After 11 miles of tearing down a single track road (they stop serving food at 8pm) where we passed multiple longhorn photo opportunities we arrived at the lochside hotel. At last.
This rambling building was so full of character that we kept losing our rooms. Enjoyed steak in a tartan lined dining room, and used what will probably be the last wireless network connection of the trip. Two legs to go.
Day 15 Saturday
Bonar Bridge – Tongue
“Should be a shorter day today, so time to take photos before setting out. Accommodation not sorted yet – could be sleeping under a hedge!”
Nope. The first address Dawn sent us had vacancies so accommodation was soon sorted.
Sun shining so rode the first 25 miles of the day in shirt sleeves.
How about this for a youth hostel.
After Lairg the road turns single track with passing places all the way to Tongue. Every expense spared here.
There’s a climb then the route quietly twists between the mountains. Hardly any traffic, lovely sunshine, and scenery that’s like Dartmoor only much bigger. The mountains seem to go on for ever – the landscape is slightly surreal. No side roads, just the occasional – and I do mean occasional cottage or farm.
Just the place to have yet another puncture! More torrential rain for the last 8 miles into Tongue, where I was pleased to find 2 hotels, wifi, and good food. Downhill finish too!
Day 16 Sunday
Tongue to John O’Groats
Too many hills for a final day. Climb after climb for the first 20 miles. Wished I hadn’t had such an excellent (heavy) full Scottish breakfast. Legs gone, granny gears on all the hills.

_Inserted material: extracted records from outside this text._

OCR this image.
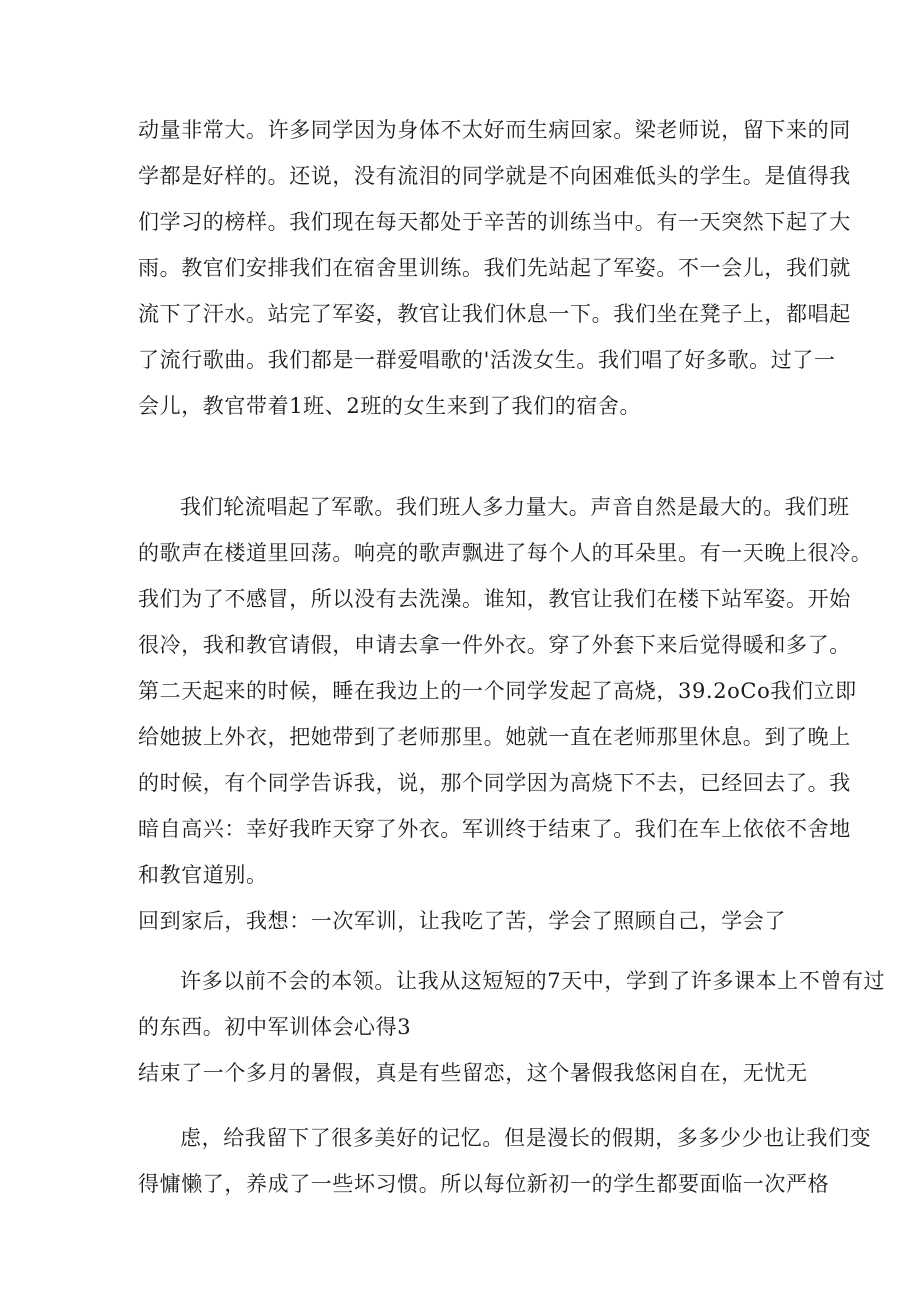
动量非常大。许多同学因为身体不太好而生病回家。梁老师说，留下来的同
学都是好样的。还说，没有流泪的同学就是不向困难低头的学生。是值得我
们学习的榜样。我们现在每天都处于辛苦的训练当中。有一天突然下起了大
雨。教官们安排我们在宿舍里训练。我们先站起了军姿。不一会儿，我们就
流下了汗水。站完了军姿，教官让我们休息一下。我们坐在凳子上，都唱起
了流行歌曲。我们都是一群爱唱歌的'活泼女生。我们唱了好多歌。过了一
会儿，教官带着1班、2班的女生来到了我们的宿舍。
我们轮流唱起了军歌。我们班人多力量大。声音自然是最大的。我们班
的歌声在楼道里回荡。响亮的歌声飘进了每个人的耳朵里。有一天晚上很冷。
我们为了不感冒，所以没有去洗澡。谁知，教官让我们在楼下站军姿。开始
很冷，我和教官请假，申请去拿一件外衣。穿了外套下来后觉得暖和多了。
第二天起来的时候，睡在我边上的一个同学发起了高烧，39.2oCo我们立即
给她披上外衣，把她带到了老师那里。她就一直在老师那里休息。到了晚上
的时候，有个同学告诉我，说，那个同学因为高烧下不去，已经回去了。我
暗自高兴：幸好我昨天穿了外衣。军训终于结束了。我们在车上依依不舍地
和教官道别。
回到家后，我想：一次军训，让我吃了苦，学会了照顾自己，学会了
许多以前不会的本领。让我从这短短的7天中，学到了许多课本上不曾有过
的东西。初中军训体会心得3
结束了一个多月的暑假，真是有些留恋，这个暑假我悠闲自在，无忧无
虑，给我留下了很多美好的记忆。但是漫长的假期，多多少少也让我们变
得慵懒了，养成了一些坏习惯。所以每位新初一的学生都要面临一次严格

Then the rain stopped and the sun (sort of) came out. Fired up by a couple of Lucozade energy drinks and chocolate, and the fact that I found I’d overestimated the mileage by 4 miles, I perked up and pressed on against the Atlantic (?) wind.
The constant bumping of the tyre patch became tiresome (sic) so I fitted my last inner tube and pumped it up to full pressure, only for it to fail 6 miles from John O’Groats. Pumped it up every mile. No problem – nearly there now.
Got to JO’G about 4pm, no signpost (“due to unforseen circumstances”) so we had to use the one painted on the wall and take our own photos. That was more fun anyway.
Cafes both closed. Toilets 20p, knocked her down to 13p (all I had in change).
Bought some cheap souvenirs (20% off – the place closes for the winter on Friday). Very bleak and exposed place but under development. Not much going on here, people tend to arrive, take their photos, load up and clear off home.
Phewwwwww. Thanks Jon & Lin.
Well that was it. 1095 miles. I must admit it tested my tired old body, but I have no permanent injuries – my bottom can already be sat on.
We got to see some magnificent countryside, enjoyed excellent hospitality, and generally enjoyed mucking about on a push bike.
I’m indebted to the friends, friends of friends and family, who provided accommodation and support. Especially Jon & Lin who gave with unexpected but welcome support when Jon had to stop riding, and Dawn, who even decorated the lounge whilst I was out of the way.
I now hold the world record for punctures incurred (surely) and weigh a little less than I did 16 days ago. Anybody interested in 8 only slightly damaged, inner tubes?
My ancient but classic Dawes Galaxy did the job with no breakages and was a joy to ride – I could never justify buying a modern bike now – after all, this one was good for over 1000 miles!
Thank you so much for all of your texts, emails, comments, advice, and of course donations – they really helped.
Despite the rain this was an enjoyable little adventure for all of us, and at the same time we had managed to raise some funds for a worthwhile charity.
Would I do it again? No chance. Done that. Still waiting for the T shirt.
Back to Stratford upon Avon and reality.